If I don’t go now, it’s hard to say when I will be feeling well enough to travel for a while. You see, I get my last Tysabri infusion on March 8. After that, I am going DMT free (or going off of disease modifying drugs, what I like to call the the BIG MS drugs) for three months to flush my system so that I can hopefully get on the new goo that THe Great Scott is so excited about (the new drug everyone is counting on being approved by the end of March). I’m not sure what those three months are going to be like. It could be rather unpleasant. I have no idea what to expect.
By March 16 and 17 then, by my calculations, the following cosmic details all come together that should create the best possible trip conditions for a visit to the home office:
- My Tysabri should have kicked in by then (as much as it ever does since neither me nor TGS thinks it’s helping me so much) because it will have been 8 days or so post infusion.
- My new walking drug will make airports and our giant corporate campus less deadly for me!
- It’s not likely that it will be Africa hot in Atlanta quite yet, so weather conditions will be suitable for someone like me who can’t function well above oh, let’s say 70 degrees.
But now I am faced with a pill rationing decision. How important is it that I can walk between now and March 16? Should I save my precious walking pills just in case I don’t get my refill approved and delivered in time? Should I see how I do with taking one pill a day? But what if that doesn’t really work and then it’s like I’m wasting those pills that I might need for those days later in March when I know I definitely WILL need them.

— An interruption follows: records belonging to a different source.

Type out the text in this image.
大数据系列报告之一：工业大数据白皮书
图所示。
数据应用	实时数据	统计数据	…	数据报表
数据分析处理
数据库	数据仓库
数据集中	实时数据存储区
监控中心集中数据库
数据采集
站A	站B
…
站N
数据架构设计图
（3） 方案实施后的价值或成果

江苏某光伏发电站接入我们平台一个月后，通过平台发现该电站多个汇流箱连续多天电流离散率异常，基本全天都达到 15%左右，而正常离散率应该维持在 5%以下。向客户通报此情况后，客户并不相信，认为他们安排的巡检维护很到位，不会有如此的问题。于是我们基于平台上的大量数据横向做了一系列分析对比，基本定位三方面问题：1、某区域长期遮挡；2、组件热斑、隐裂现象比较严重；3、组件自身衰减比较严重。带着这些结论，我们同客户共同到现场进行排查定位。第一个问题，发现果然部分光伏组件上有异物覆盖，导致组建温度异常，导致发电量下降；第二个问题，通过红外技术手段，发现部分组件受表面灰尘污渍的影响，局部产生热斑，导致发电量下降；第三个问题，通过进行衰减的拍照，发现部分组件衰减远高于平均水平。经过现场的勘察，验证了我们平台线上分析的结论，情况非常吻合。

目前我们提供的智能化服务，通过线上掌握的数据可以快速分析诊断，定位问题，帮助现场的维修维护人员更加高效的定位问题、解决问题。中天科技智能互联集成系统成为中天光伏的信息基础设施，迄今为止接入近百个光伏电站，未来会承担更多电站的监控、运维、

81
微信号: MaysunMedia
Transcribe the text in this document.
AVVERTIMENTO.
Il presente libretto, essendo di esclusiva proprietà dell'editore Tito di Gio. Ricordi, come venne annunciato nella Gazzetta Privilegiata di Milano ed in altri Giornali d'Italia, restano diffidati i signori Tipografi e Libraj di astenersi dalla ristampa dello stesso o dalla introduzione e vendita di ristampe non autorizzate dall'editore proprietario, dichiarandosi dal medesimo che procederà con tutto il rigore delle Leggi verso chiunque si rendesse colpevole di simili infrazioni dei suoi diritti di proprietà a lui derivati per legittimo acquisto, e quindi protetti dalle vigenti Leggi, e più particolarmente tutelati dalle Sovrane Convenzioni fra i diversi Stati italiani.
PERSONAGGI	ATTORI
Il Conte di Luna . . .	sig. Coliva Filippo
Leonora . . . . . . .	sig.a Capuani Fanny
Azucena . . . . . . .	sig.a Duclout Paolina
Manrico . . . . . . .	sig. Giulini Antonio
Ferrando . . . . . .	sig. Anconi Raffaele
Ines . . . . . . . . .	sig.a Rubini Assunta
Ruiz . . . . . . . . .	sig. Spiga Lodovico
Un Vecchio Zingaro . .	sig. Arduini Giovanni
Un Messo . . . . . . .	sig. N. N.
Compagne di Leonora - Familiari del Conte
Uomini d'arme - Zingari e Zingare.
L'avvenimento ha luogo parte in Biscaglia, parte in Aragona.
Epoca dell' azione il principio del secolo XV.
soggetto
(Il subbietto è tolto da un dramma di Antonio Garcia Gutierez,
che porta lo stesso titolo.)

This, my friends, is what it feels like to go down the MS rabbit hole. Which pills should you take? Which pills will the insurance gods deem you worthy of and when? Which pills will actually work? Is it worse to be thirsty like a castaway on a desert island? Or is it worse to pee a little when you don’t really want to? Or is it worse to feel like you have to pee but then not be able to pee when you think you have to pee? Will my life grind to a screeching halt when I am forced to go DMT-free? Will my bedside table always look like that?!
I’d like to go ask Alice. I really would. But I’m betting she has no clue at all. I’d probably have to wait for a pre-authorization for a discussion with the white rabbit before anyone will even let me ask Alice anything at all.
And you wonder why I’m tired all of the time? It. Never. Ends.